Thousands of elephant roam the drier Chobe regions of Botswana and hunting these big beasts is an awe-inspiring experience. Nothing beats the sight of so many elephant each day and being spoilt for choice. The quality of the trophies taken each year in these drier areas easily puts them on par with a hunt in the Delta.
I agree that I am prejudiced. I have hunted Mozambique, Tanzania, South Africa, Namibia, Zimbabwe, Zambia and other parts of the world, but the country that I chose to call home, namely Botswana, remains closest to my heart.
Thinking about the difference between an agreeable and a difficult client, I guess that it is all about expectations. A client may become difficult if you are not meeting his expectations, for instance by refusing to do things which are beyond the boundaries of legal and ethical practices.
A client can become difficult if his pre-hunt expectations differ vastly from the reality of the hunt. He may feel cheated if things are different from what has been promised. Prior to, and during a hunt, it is vital to play open cards with clients, create realistic expectations, address all possible grey areas and stick to the contractual agreement. That way you minimize, if not prevent, nasty disagreements and unhappy clients.
A difficult client can also be one that is disappointed with his PH’s call. A client that sets the end result as a marker and not the overall experience as his goal is often difficult to deal with. A person without respect for God’s creation and the laws of nature and the land he is hunting on is almost always difficult to deal with.
On the other hand, it is a pleasure to hunt with a person who is in pursuit of a holistic experience and enjoys the wonder and lessons of life and nature every day! This is a person who notices a beautiful bird, a female kudu with her young; a person who watches in awe as the dust and thunder rise from underneath the hooves of a buffalo herd; a person whose heart melts at the sight of lion cubs playing with their mother’s tail . . .

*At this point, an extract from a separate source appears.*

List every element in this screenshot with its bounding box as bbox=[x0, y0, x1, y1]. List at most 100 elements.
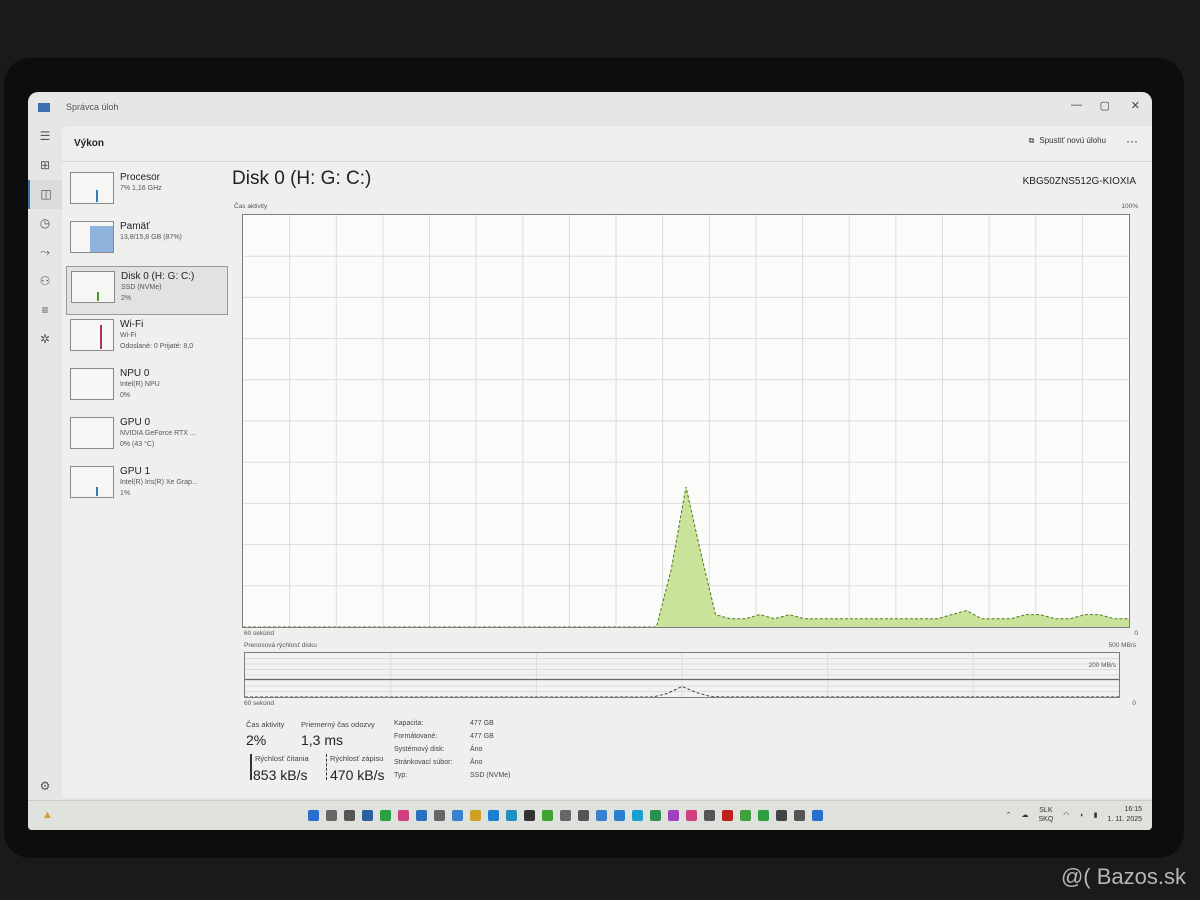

An agreeable client is a person who works hard, has realistic expectations, respects the environment and uses the full impact of his hunting experience and being close to nature as firewood for his old age. An agreeable client is also one that respects the decisions of his PH and trackers, and trusts them to come up with the best possible trophy available at the time without overstepping the boundaries of the law. An agreeable client is one that realizes and respects the fact that his PH will always try and act in his best interest without jeopardizing his or his companion’s safety. He is also one who is man enough to acknowledge the fact that nature has won if he does not get his trophy, and who then walks away with dignity, humbleness and respect.

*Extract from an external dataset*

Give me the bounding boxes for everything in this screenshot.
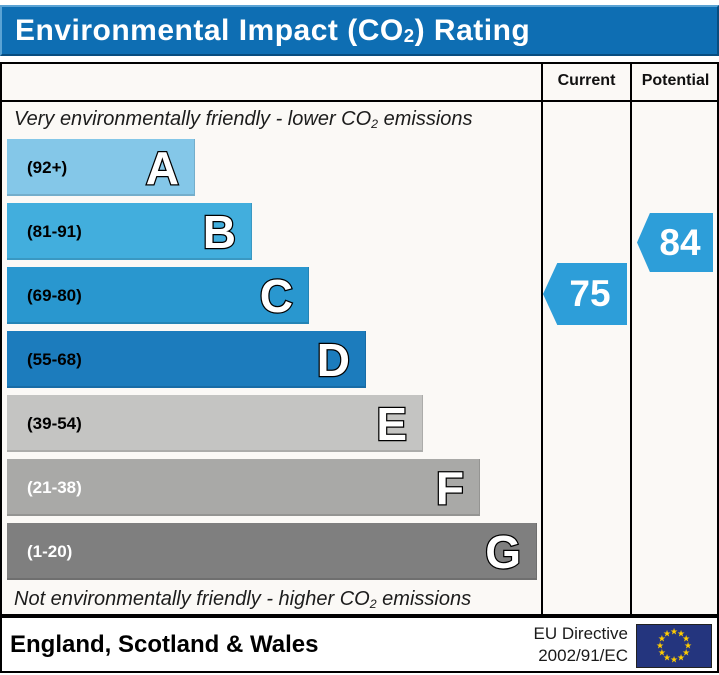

To be able to hunt may be a God-given right, but to give it true meaning one has to realize that this right is a huge privilege that also comes with huge responsibilities. The quality of a hunt can be defined as that moment when man and animal become one, and man executes his right to take life in an honorable way with dignity and respect.
The quality of a hunt is when a PH and his client respect the laws of nature and wildlife, when they pursue an animal that is old and near the end of its life, and only take it if it meets the expectations of the client. The in-between, from start to end, is what matters. The true reward lies in the knowledge and satisfaction that both the PH and client practiced fair chase and hunted in a humane manner.
For me, the quality of a hunt is defined as a cocktail of emotions, of fear, anticipation, euphoria and of sadness. I regard each hunt that contained this mix of emotions as one that added quality to my life.